🤖 AI Summary
This work addresses the significant challenge of precipitation nowcasting, which stems from the highly localized and rapidly evolving nature of atmospheric processes. Existing attention mechanisms often overlook cross-sample stability in their responses, leading to unreliable predictions. To tackle this issue, the authors propose HARECast, a novel framework that identifies, for the first time, the cross-sample instability of attention head response energy as a key source of forecasting error. HARECast introduces a general head-wise energy regularization technique, combined with grouped regularization, a reconstruction branch, and a diffusion-based predictor, to explicitly regulate attention behavior. The method is applicable to both single- and multi-modal architectures and demonstrates substantial improvements in forecast accuracy and stability on the SEVIR and MeteoNet benchmarks, confirming its effectiveness and robustness.
📝 Abstract
Precipitation nowcasting remains challenging due to the highly localized, rapidly evolving, and heterogeneous nature of atmospheric dynamics. Although recent methods increasingly adopt attention-based architectures in both unimodal and multimodal settings, they mainly emphasize stronger representation learning and prediction capacity, while paying less attention to the stability of attention responses across samples.
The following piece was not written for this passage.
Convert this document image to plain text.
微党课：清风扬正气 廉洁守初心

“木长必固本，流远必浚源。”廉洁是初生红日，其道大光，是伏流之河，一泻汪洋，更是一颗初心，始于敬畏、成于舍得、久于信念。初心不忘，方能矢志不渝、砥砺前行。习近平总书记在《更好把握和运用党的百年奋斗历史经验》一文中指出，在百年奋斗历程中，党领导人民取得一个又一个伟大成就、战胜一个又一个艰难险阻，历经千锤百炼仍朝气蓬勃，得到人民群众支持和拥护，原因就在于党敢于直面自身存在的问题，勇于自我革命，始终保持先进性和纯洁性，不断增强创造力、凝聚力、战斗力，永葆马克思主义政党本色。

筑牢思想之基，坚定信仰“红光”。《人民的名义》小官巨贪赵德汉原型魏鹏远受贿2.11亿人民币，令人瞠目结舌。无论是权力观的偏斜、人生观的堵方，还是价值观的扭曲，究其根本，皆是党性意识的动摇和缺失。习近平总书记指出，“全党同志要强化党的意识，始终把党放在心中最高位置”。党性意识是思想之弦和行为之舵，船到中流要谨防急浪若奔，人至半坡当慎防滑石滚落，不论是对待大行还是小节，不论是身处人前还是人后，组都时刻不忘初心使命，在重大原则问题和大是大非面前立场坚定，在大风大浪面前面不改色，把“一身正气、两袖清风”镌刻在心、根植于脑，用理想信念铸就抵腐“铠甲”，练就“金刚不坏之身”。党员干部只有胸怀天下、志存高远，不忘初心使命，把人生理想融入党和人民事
In this work, we show that cross-sample instability of attention-response energy is an important and previously underexplored source of forecasting unreliability. Empirically, inaccurate forecasts are associated with larger attention-response energy variance across heads and layers. Theoretically, we show that cross-sample variability can propagate through self-attention, and enlarge a lower bound on prediction error. Based on this insight, we propose HARECast, a Head-wise Attention Response Energy-regulated framework for precipitation nowcasting. HARECast explicitly models head-wise attention-response energy and stabilizes it through a group-wise regularization objective that reduces cross-sample fluctuations. The proposed formulation is generic and applicable to both unimodal and multimodal nowcasting architectures. We instantiate HARECast in a standard forecasting pipeline with reconstruction branches and a diffusion-based predictor, and evaluate it on commonly used benchmarks--SEVIR and MeteoNet. Experimental results demonstrate that HARECast achieves state-of-the-art performance.